Keep reading for five can't-miss songs on In These Silent Days:

  • "Broken Horses"

    Bound to be an exceptional live song, "Broken Horses" opens with a howl, a vocal pattern Carlile repeats throughout the song, which shares its name with her recently released memoir. Acoustic guitars and pounding piano back her as she sings about feeling "tethered in wide open spaces" and "mendin' up your fences with my horses runnin' wild."

    While other tracks ("This Time Tomorrow," for example) find Carlile and the Hanseroths consistently singing in three-part harmony, it's used sparingly in this song, to great effect. They start the chorus' kicker — "Only broken horses know to run" — with her, but by the end, she's almost completely alone.

  • "Letter to the Past"

    Many of In These Silent Days' most vulnerable, and best, moments are messages to Carlile and wife Catherine's daughters, Evangeline and Elijah.
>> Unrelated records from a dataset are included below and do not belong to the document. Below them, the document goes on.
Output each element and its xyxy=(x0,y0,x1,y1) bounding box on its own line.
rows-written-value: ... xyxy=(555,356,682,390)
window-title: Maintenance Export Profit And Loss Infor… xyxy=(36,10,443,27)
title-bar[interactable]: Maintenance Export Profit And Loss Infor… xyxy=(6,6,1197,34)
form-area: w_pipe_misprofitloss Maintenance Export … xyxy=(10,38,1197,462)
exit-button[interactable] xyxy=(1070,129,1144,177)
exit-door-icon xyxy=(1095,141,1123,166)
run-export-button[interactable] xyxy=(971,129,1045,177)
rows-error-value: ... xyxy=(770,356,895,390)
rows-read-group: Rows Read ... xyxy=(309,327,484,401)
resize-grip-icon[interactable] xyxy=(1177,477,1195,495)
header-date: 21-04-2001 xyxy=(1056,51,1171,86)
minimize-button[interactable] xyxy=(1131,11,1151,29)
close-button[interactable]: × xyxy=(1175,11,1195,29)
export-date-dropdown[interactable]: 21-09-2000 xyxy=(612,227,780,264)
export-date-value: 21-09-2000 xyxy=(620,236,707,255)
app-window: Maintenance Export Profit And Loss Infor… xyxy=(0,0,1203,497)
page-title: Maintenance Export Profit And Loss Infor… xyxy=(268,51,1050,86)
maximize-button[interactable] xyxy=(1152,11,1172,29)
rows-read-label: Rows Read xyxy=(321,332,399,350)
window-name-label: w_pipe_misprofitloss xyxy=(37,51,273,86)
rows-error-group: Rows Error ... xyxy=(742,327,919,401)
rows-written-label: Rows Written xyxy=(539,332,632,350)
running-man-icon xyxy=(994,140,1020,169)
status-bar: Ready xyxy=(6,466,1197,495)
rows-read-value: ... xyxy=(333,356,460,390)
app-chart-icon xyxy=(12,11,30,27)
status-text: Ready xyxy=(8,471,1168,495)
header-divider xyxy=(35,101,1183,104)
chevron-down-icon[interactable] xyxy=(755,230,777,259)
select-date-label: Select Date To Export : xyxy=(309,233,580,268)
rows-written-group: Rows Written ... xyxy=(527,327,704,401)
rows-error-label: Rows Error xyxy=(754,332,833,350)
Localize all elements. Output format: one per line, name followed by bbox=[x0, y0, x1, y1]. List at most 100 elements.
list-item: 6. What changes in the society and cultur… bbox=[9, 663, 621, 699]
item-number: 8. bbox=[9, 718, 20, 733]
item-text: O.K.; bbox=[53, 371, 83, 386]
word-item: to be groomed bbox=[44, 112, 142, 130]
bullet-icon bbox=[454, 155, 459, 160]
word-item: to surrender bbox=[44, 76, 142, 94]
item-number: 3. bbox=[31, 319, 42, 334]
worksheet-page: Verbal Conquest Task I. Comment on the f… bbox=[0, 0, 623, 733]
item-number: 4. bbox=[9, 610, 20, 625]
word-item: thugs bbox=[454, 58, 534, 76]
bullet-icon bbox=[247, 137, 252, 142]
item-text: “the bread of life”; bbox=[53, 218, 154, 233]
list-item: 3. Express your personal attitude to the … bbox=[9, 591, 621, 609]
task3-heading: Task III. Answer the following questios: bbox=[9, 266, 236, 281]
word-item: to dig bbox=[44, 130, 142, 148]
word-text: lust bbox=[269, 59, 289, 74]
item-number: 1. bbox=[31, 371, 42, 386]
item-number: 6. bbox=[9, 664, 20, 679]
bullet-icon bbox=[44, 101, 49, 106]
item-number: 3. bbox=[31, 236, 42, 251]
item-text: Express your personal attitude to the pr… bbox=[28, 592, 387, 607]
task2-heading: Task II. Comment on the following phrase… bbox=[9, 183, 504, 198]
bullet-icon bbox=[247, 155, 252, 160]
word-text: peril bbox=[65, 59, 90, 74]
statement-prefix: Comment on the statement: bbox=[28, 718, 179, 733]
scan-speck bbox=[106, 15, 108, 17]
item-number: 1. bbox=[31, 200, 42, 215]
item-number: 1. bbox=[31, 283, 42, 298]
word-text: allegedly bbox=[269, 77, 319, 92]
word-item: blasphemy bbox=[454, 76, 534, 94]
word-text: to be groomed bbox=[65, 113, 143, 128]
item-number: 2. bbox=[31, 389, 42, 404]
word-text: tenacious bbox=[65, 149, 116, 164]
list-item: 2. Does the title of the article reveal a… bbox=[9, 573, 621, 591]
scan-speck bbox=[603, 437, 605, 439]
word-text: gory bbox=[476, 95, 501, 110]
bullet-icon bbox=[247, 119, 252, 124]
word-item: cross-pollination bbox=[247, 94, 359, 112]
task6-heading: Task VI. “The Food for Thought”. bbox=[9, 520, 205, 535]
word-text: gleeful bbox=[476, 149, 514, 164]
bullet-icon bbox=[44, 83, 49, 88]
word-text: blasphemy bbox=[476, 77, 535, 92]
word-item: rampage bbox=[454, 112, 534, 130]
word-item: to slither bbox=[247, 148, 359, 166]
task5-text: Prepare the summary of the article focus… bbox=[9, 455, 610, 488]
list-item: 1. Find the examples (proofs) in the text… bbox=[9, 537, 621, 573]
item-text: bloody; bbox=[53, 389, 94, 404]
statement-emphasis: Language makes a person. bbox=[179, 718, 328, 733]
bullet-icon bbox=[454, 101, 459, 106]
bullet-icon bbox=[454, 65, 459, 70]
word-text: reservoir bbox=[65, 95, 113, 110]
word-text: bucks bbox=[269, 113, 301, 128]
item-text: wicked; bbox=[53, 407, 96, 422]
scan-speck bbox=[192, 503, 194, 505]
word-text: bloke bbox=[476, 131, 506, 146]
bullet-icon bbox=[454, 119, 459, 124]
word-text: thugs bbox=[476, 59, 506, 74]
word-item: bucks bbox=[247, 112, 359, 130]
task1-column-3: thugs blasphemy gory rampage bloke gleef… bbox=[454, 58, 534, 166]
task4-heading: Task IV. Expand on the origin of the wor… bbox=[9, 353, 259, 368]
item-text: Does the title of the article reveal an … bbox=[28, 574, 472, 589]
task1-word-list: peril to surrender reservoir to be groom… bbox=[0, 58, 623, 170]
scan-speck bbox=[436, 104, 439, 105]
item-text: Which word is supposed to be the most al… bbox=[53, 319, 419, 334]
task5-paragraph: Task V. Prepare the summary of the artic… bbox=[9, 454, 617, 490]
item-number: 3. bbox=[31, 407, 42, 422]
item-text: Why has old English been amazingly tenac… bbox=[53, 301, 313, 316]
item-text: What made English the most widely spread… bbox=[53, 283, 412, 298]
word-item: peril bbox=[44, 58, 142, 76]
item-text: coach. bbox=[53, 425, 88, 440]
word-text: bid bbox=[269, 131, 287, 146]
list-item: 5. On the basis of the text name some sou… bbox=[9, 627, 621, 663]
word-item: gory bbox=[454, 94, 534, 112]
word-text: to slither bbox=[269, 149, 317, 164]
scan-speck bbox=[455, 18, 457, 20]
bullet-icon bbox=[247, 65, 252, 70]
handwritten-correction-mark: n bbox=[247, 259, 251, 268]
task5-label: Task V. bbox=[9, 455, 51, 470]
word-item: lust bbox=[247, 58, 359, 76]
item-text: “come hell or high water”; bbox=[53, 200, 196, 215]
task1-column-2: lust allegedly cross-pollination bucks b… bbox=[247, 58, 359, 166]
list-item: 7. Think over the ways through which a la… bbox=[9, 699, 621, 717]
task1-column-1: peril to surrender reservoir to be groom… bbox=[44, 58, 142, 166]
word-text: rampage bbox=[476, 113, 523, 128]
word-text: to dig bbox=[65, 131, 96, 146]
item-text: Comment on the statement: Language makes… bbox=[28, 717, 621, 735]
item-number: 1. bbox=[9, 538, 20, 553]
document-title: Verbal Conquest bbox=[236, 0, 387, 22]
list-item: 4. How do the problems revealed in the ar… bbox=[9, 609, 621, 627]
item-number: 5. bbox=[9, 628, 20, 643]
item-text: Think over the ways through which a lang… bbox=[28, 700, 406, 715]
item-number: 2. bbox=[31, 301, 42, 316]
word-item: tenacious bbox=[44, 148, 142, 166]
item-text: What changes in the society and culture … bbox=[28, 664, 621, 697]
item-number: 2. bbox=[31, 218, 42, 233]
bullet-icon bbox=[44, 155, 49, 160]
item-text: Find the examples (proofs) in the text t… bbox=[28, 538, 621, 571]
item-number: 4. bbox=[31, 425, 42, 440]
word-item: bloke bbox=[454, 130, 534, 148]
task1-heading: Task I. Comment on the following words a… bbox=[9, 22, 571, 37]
During an AmericanaFest 2021 album-listening session, Carlile admitted that Evangeline, in particular, reminds her so much of herself, and "Letter to the Past" is as much a message to her as it is to a younger Carlile — and, to take it further, to anyone who's felt like an outsider.

    "You're a stone wall in a world full of rubberbands / You're a pillar of belief still hidin' your empty hands," Carlile sings in the chorus, cautioning, "Folks are gonna lean on you and leave when the crack appear," but promising, "Darlin', I will be here / I'll be the last / You're my letter to the past."

  • "Stay Gentle"

    Only two-and-a-half minutes long, "Stay Gentle" is a darling lullaby. Its quiet, acoustic melody and Carlile and the Hanseroths' harmonies create a retro-pop sound that provides a perfect backdrop to this letter to the younger generation.

    "Stay gentle / Stay gentle / The most powerful thing you can do / Oh, gentle, unbreakable you," they end, after dispensing plenty of simple, compassionate wisdom.

  • "Sinners, Saints and Fools"

    This story-song takes to task those who, as Carlile tells Apple Music, "hurl ancient scripture" at marginalized and displaced people "to justify completely excluding them from all the things that bring us joy." As the tale's "God-fearing man" learns, your past deeds — the good, but especially the bad — will always come back around.

    "You can't break the law / There are reasons for the rules / They keep things safe here for everyone / The sinners, saints and fools / The poor and huddled masses who are hungry and afraid / You've gotta do it by the book / And there'll be no exceptions made," Carlile repeats each chorus, with the final turn offering an incredible dose of karma.

    In the wrong hands, this story could be preachy, but an arrangement that channels the great Paul Buckmaster's finest work levels up this track. It culminates in an all-out jam — think John's "Madman Across the Water" — that ends perfectly abruptly, after adding a musical exclamation point to the message.

  • "Throwing Good After Bad"

    While "Sinners, Saints and Fools" goes out with a bang, In These Silent Days ends on a much quieter, more tender note. The song finds Carlile working through the end of a relationship with someone who loves "the rush, the chase, the new," but fails to understand that it's what comes next, not all of that chaos, that should be the end goal.

    "You want a movie dancer / You want blood from a stone / But I'm on to you, and you will pour your heart into / Any shimmering fad," Carlile sings, cautioning, "I'll get over you / But you won't be home until you do / You won't find what you had / Throwin' good after bad."